ABD'de eğitimini tamamladığı ve çalıştığı 40 yılı aşkın sürede dünyanın en itibarlı üniversitesinde bir bilim insanının sahip olabileceği tüm imkanlardan yararlanmış olan Sinanoğlu, anılarını içeren kitapta Türkiye'de yaşadıklarını şöyle anlattı:

'Yıldız Teknik'te kimyada bir takım hanımlar var, beyler var, profesör, doçent. Dışarıda da vardır. Burada da var, entrikalar döner, ona buna köstek olurlar. Birkaçı dedikoducu belli odama geliyorlar. Herkeste dahili telefon var. Ankara'ya bile telefon edemiyorsun. Bilgisayardan bağlanamıyorsun, İnternet yok. Üç dört yıl bağlantı kurulmadı. Hüseyin Afşar'a (bolum başkanı) bari bir telefon bulun dedim. Bana direk telefonundan paralel hat çektirdi. Bazen o yokken arıyorlar, telefonu açıp sekreteriyim diyorum. Bölümde iki tane meraklı hanım var, ortalıkta dolaşıp dedikodu yapıyorlar. Bunlar bir gün odama geldiler o sırada telefon çaldı. Bu ne dediler. Ben de saf saf telefon dedim. Ertesi gün geldim, koridordan teli kesmişler. Ben de zannediyorum ki, ben bunlar için fırsatım, öyle konular var ki dünyada herkes gelmiş Yale'de benden öğrenmiş; Rusya'sından, Doğu Blok'undan, Avrupa' sın dan. Ben ayaklarına gelmişim, yeni bir şey öğrenin, yapın. Yok.'

***

Oktay Sinanoğlu Yıldız Üniversitesinden ayrıldıktan sonra tekrar ABD'ye döndü ve kısa bir süre sonra yaşamını yitirdi...

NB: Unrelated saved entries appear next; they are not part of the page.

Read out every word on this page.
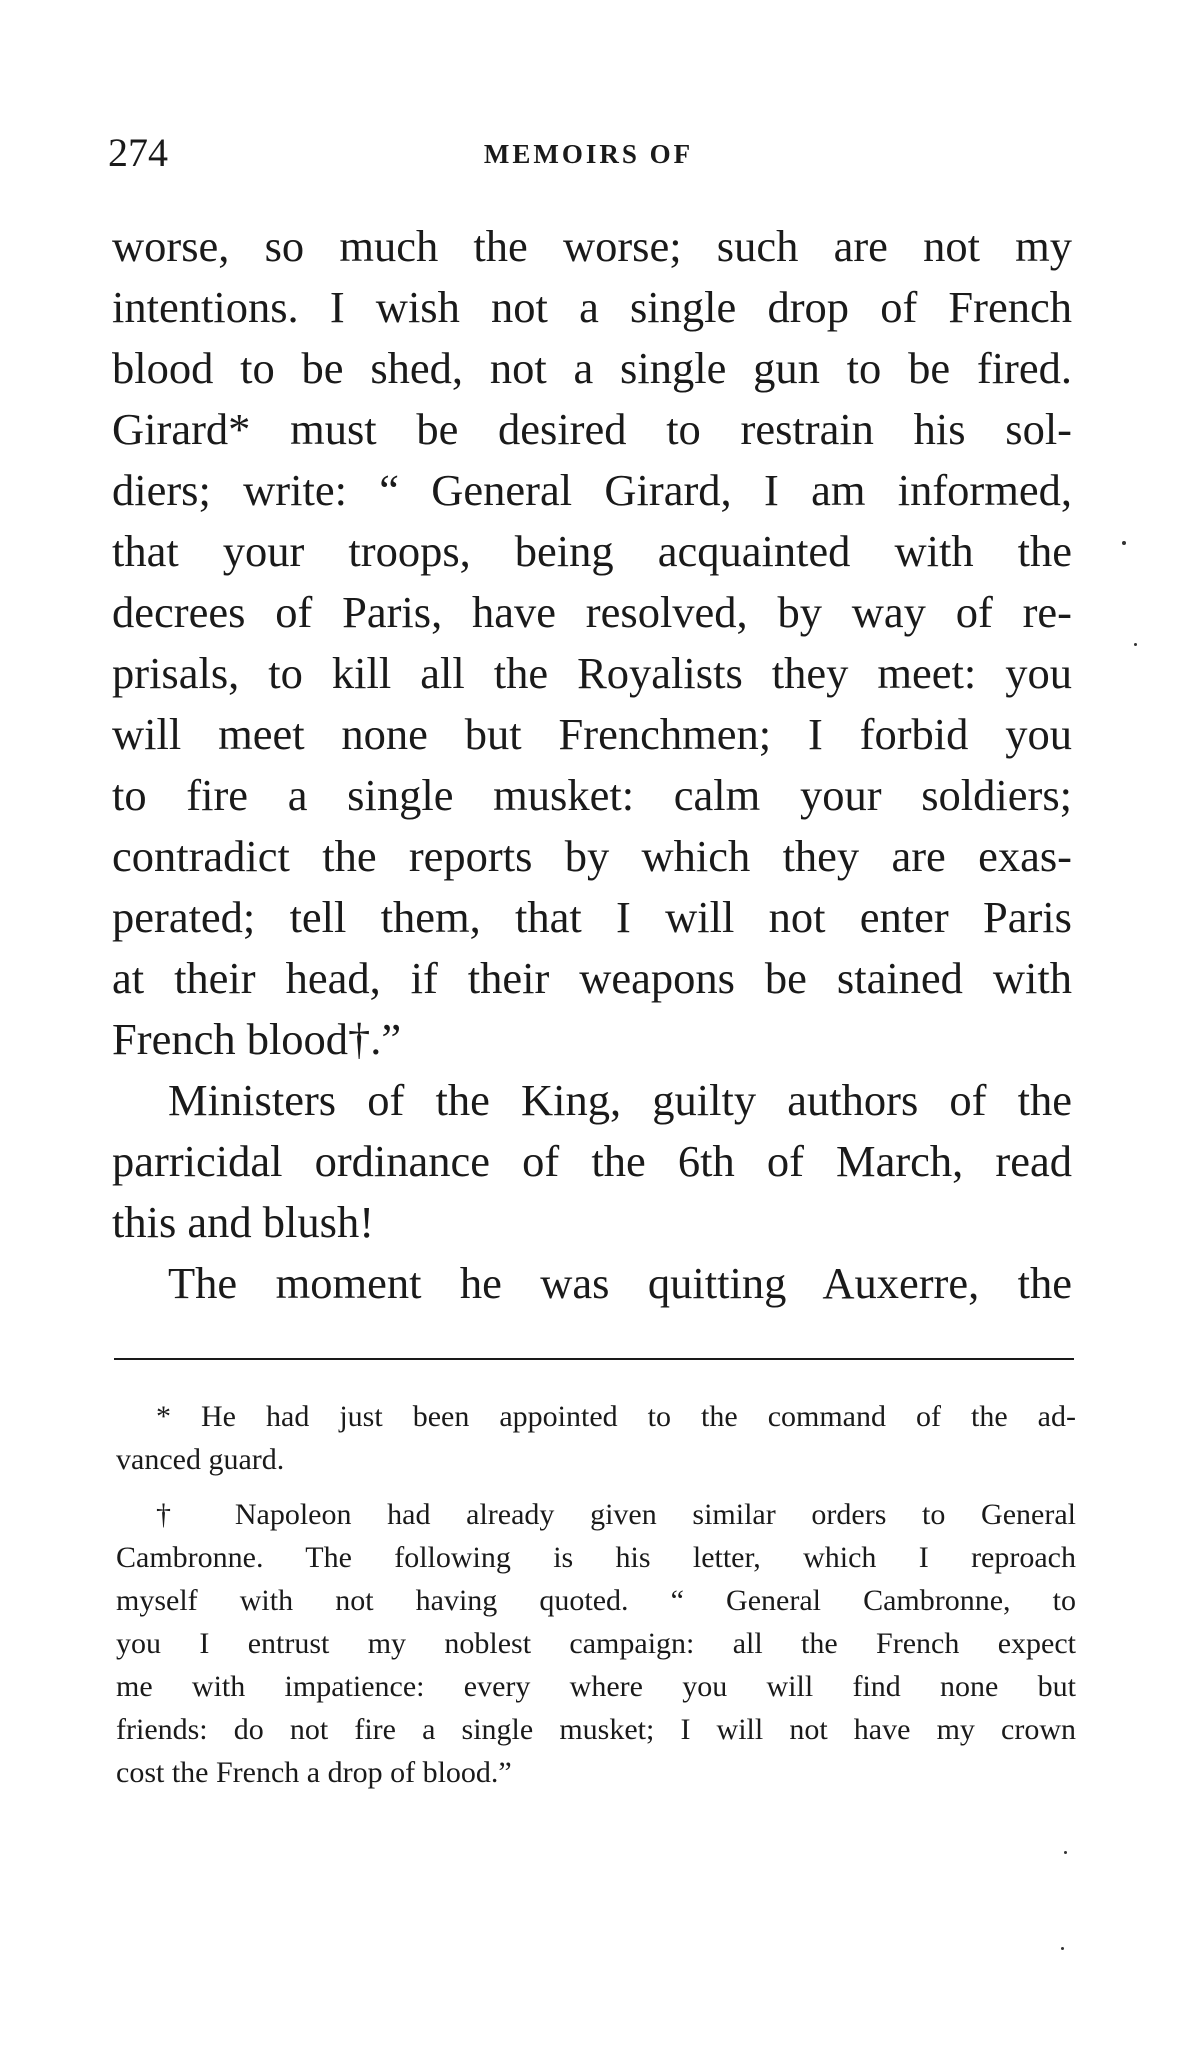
274	MEMOIRS OF
worse, so much the worse; such are not my
intentions. I wish not a single drop of French
blood to be shed, not a single gun to be fired.
Girard* must be desired to restrain his sol-
diers; write: “ General Girard, I am informed,
that your troops, being acquainted with the
decrees of Paris, have resolved, by way of re-
prisals, to kill all the Royalists they meet: you
will meet none but Frenchmen; I forbid you
to fire a single musket: calm your soldiers;
contradict the reports by which they are exas-
perated; tell them, that I will not enter Paris
at their head, if their weapons be stained with
French blood†.”
Ministers of the King, guilty authors of the
parricidal ordinance of the 6th of March, read
this and blush!
The moment he was quitting Auxerre, the
* He had just been appointed to the command of the ad-
vanced guard.
† Napoleon had already given similar orders to General
Cambronne. The following is his letter, which I reproach
myself with not having quoted. “ General Cambronne, to
you I entrust my noblest campaign: all the French expect
me with impatience: every where you will find none but
friends: do not fire a single musket; I will not have my crown
cost the French a drop of blood.”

Kendisiyle ilgili olarak medyada çıkan son haber, resmi web sitesinde yayınlanan şu duyuru oldu:

'Prof. Dr. Oktay Sinanoğlu çok ağır hastadır. Fikri haklar konusunda ıvır zıvır şeyler konu edilerek İstanbul'da kendisine onlarca dava açılmış ve açılmaya devam ediyor. Oktay beyi savunacak davaları fiziki olarak takip edecek avukat arkadaşların yardımını rica ediyoruz. Davalar birbirinin benzeri basit davalar, bizim haklı olduğumuz konulardır. Fakat davalar çok sayıda ve Oktay bey hasta olduğu için maddi ve manevi yönden zarar görmektedir. Şu sırada Nobel ödülü için yayınlarını göndermemiz gerekirken bu işlerle uğraşmak durumunda kalıyoruz. İstanbul'da yardım edebileceklerin [email protected] a yazmalarını rica ediyoruz.'

***

Kısacası...

Zor iştir, Türkiye'de bilim insanı olmak!